The fifth chapter of the Bhagavad-gita, the Yoga of True Renunciation, is essentially a bridge between Karma-yoga (dealt in Chapter 3 & 4) and the Yoga of Meditation (dealt in Chapter 6).
Sri Krana starts by explaining that the attainment of the goal can be achieved through both action as well as renunciation of action as each method is effective in accordance with the aptitude of the secker. He then proceeds to explain and demystify the very nature of renunciation. He urges us to be 'Realised in the world of action and to work with detachment. He goes on to explain that the Realised seeker is aware that it is not the body that acts, and thus ignorance of this fact prevents us from realising the Truth. He ends by illustrating the different methods of renunciation, hinting at meditation as it brings about the right state to achieve Liberation.

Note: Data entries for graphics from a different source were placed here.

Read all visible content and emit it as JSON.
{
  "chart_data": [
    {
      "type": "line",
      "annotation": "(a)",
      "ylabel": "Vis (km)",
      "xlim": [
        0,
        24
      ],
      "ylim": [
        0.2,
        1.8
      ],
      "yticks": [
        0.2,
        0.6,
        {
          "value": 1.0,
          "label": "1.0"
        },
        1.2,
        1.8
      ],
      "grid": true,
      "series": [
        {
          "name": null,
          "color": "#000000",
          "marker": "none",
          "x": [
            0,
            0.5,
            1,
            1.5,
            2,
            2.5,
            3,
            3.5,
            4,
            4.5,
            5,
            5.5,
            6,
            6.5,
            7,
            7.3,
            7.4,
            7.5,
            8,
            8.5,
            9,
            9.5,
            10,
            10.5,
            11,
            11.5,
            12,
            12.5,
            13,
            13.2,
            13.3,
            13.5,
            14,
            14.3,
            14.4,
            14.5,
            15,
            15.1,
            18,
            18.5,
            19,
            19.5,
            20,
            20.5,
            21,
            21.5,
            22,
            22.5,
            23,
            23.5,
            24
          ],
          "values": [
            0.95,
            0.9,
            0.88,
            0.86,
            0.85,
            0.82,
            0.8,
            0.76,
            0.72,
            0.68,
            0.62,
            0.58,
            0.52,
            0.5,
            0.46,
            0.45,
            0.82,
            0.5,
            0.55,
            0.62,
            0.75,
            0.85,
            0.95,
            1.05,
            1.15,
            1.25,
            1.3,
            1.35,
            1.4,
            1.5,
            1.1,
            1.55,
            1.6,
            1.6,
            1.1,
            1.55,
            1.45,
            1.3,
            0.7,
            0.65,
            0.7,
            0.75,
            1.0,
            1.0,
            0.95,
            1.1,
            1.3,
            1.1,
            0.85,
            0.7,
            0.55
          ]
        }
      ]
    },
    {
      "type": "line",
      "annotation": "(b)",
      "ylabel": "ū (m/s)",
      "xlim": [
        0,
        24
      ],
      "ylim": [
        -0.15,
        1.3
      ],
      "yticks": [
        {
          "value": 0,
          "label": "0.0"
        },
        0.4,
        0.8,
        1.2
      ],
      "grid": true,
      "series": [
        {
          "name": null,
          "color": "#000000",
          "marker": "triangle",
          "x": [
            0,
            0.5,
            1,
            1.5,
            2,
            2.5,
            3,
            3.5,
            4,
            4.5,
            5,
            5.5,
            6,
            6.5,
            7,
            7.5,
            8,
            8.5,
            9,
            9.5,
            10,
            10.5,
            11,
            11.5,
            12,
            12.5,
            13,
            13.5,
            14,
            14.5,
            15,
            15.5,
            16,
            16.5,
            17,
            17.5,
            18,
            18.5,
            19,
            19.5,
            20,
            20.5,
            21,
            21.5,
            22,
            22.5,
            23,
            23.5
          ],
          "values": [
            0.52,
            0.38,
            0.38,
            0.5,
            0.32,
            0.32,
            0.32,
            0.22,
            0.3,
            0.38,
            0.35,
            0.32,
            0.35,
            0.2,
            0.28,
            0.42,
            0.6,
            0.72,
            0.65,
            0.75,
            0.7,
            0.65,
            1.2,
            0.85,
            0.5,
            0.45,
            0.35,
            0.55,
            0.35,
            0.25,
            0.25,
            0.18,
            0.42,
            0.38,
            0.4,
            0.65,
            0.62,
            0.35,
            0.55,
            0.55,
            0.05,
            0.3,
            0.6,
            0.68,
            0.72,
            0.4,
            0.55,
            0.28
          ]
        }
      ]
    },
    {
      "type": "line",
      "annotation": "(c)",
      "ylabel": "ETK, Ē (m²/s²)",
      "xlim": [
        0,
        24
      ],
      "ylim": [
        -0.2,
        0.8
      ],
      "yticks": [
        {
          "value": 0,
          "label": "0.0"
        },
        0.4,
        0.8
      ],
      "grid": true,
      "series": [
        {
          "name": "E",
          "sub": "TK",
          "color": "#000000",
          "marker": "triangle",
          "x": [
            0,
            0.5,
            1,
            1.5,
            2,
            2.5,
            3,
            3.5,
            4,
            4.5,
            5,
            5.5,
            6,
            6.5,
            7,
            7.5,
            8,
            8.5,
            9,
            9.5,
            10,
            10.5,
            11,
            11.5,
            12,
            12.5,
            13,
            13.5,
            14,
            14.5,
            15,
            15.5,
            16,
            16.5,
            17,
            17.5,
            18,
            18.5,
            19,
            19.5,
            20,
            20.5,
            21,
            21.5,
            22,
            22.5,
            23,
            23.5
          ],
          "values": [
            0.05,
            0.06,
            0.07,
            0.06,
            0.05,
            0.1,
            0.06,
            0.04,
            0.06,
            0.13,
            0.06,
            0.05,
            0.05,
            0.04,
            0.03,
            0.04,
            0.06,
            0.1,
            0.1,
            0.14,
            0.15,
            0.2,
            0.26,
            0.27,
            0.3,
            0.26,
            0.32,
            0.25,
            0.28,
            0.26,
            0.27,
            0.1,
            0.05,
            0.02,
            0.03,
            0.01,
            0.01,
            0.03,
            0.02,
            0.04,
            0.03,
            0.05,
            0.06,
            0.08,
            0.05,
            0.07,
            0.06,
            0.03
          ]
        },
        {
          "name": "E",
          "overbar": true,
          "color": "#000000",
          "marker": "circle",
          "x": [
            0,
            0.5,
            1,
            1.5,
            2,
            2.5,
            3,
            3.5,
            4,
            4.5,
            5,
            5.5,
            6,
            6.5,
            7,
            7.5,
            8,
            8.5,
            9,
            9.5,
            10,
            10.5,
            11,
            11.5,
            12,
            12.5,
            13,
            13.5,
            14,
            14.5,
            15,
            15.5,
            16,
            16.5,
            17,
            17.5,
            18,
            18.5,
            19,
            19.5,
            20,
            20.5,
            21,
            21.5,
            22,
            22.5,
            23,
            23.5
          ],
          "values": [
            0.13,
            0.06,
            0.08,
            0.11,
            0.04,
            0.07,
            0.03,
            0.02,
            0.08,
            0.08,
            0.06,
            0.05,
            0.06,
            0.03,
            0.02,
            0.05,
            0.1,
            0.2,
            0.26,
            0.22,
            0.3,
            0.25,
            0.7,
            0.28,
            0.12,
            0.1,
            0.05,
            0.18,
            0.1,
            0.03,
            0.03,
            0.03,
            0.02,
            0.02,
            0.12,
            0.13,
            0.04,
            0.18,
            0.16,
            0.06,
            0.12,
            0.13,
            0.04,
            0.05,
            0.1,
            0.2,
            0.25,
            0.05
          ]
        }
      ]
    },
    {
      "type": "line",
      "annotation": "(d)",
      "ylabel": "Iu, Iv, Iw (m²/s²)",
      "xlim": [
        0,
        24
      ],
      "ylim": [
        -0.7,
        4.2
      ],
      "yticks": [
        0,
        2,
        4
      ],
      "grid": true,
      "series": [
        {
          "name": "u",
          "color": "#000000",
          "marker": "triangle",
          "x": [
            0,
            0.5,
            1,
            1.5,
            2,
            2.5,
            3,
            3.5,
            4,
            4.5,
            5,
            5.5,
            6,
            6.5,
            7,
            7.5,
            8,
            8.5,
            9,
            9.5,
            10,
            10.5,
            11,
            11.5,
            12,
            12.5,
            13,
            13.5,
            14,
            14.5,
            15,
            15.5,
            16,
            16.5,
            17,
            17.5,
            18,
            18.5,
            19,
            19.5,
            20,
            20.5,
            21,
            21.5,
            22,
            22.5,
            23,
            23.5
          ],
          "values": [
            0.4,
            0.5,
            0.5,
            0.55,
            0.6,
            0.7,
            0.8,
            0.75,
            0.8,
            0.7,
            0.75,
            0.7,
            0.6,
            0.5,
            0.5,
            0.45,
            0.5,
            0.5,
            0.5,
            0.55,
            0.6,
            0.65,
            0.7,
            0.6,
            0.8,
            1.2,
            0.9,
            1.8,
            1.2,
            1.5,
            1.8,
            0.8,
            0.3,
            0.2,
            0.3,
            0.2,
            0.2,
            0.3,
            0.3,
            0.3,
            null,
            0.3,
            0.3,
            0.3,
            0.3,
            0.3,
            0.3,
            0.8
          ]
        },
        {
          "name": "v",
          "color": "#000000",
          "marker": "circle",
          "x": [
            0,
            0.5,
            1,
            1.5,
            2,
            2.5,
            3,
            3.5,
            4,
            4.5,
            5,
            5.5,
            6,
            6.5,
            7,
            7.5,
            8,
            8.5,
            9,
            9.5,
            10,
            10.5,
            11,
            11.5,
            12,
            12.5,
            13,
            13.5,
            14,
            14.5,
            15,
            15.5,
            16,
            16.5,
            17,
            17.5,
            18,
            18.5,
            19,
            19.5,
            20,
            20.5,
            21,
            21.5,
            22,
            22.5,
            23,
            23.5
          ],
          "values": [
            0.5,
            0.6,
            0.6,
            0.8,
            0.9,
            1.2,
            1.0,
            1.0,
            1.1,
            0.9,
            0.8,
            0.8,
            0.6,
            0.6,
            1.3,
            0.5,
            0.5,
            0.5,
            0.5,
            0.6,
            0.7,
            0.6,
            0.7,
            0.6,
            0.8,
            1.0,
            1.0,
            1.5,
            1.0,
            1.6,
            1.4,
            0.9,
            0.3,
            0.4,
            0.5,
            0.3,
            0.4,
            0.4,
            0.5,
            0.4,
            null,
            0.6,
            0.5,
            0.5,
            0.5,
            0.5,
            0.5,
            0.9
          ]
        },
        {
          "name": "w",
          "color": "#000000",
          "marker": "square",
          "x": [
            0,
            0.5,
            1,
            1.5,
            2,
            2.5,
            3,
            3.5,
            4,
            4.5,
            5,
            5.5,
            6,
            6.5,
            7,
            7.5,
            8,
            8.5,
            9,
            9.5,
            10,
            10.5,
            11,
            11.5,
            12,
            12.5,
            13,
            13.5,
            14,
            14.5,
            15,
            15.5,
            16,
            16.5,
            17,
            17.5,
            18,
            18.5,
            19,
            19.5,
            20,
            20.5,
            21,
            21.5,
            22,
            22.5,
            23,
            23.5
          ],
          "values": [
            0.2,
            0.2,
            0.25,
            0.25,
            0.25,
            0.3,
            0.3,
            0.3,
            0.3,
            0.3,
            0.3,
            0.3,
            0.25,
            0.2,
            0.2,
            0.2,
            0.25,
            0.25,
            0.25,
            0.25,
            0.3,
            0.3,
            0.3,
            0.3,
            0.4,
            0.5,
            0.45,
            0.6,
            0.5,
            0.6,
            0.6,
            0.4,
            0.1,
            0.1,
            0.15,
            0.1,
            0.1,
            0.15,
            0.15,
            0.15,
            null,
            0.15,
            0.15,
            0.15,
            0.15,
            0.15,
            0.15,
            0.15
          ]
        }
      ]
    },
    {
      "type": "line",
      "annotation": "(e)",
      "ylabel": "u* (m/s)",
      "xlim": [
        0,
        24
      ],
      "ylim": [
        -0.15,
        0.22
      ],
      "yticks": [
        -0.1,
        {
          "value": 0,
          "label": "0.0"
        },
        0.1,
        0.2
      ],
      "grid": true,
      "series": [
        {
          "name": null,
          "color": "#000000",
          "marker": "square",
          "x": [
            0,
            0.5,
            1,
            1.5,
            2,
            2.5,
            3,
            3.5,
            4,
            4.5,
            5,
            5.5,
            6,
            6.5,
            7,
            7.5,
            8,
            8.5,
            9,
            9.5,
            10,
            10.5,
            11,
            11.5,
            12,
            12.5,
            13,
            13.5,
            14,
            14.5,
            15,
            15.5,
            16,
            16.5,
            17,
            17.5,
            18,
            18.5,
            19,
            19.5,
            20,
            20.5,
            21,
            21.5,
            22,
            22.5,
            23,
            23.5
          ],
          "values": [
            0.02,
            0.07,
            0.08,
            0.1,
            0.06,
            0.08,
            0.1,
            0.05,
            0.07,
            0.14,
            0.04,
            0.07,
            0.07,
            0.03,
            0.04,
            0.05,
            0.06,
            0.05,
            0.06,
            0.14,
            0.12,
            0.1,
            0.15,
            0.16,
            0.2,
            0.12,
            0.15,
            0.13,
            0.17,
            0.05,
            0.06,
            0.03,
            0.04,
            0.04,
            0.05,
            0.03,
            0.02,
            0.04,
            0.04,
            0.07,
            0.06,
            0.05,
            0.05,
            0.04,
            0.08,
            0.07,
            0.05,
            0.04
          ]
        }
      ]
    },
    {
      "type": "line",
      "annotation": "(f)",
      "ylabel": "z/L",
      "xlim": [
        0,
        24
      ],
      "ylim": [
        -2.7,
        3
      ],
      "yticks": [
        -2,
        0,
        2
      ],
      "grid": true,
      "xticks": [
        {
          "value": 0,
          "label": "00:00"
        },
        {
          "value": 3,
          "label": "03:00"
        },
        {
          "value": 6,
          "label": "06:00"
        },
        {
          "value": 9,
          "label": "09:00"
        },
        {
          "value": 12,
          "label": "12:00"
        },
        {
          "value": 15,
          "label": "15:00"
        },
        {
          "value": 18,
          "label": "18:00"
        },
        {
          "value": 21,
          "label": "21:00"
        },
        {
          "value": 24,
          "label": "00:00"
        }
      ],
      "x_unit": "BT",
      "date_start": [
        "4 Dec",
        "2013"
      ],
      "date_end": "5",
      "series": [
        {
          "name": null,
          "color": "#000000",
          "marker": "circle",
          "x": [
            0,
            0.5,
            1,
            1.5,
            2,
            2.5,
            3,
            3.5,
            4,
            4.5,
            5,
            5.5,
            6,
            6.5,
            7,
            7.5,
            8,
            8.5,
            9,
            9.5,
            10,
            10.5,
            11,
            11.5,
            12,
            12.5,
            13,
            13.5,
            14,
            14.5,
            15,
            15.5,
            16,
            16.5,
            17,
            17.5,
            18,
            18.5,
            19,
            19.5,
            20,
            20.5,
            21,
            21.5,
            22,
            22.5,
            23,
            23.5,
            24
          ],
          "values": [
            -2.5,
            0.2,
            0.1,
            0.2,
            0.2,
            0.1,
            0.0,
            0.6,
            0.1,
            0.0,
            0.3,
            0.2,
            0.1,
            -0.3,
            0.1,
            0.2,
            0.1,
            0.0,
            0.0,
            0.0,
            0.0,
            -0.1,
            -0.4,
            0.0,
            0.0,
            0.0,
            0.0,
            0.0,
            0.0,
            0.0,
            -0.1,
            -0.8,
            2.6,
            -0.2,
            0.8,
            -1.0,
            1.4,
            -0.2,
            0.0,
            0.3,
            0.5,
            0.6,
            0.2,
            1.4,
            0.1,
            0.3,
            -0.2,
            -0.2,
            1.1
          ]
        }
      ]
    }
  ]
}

This chapter opens with a doubt raised by Arjuna. It is almost similar, but not the same as that which he asked in the beginning of the third chapter. At the end of Krsna's discourses in Gita-2nd chapter, the disturbed mind of Arjuna could not definitely come to a decision whether action had any place at all in the life of spiritual seeking. Here, in this chapter, the Pandava prince only asks which of the two, renunciation of action' or 'participation in action', is the nobler and the greater. The very construction of the question indicates how far Arjuna had come to be persuaded rightly by Krsna's advocacy for 'right action and conscious resistance to all positive evil'. The great Acarya had, to a large extent, hauled Arjuna out of his inward psychological disaster. He had regained a certain amount of equilibrium and had understood and accepted that action intelligently pursued, was the right way for progress and self-development.
Arjuna had very carefully listened to Krsna. In the last chapter no doubt Krsna had very efficiently and exhaustively argued at length and had finally established an irrevocable case for karma. But all along in the Lord's championing of the path of activity he had been giving indications that there is a greater state which is to be attained. These prescriptions such as 'come to feel satisfied in the Self alone, by the Self, or dedicate all actions to Me', or 'sit, all attention focused on Me that lie scattered all through Krsna's song, produce in Arjuna a type of vague doubt as to what they actually mean. To Partha, who is directly a child of the decadent Vedism which was prevalent at that time, there was much misunderstanding regarding the meaning of the term sannyasa.
To Arjuna, karma meant Vaidika ritualism such as yajnas, yagas, homas, and so on, and sannyasa meant renunciation of everything and a total retirement to a quiet Himalayan jungle and living therein in constant activity, a strange life of self-denial and perhaps, conscious self- persecution. When this was the type of misunderstanding in the mind of an educated, intelligent royal member of that time, we can easily imagine how much more pathetic must have been the general condition of desperate ignorance into which the Hindus of that age had sunk.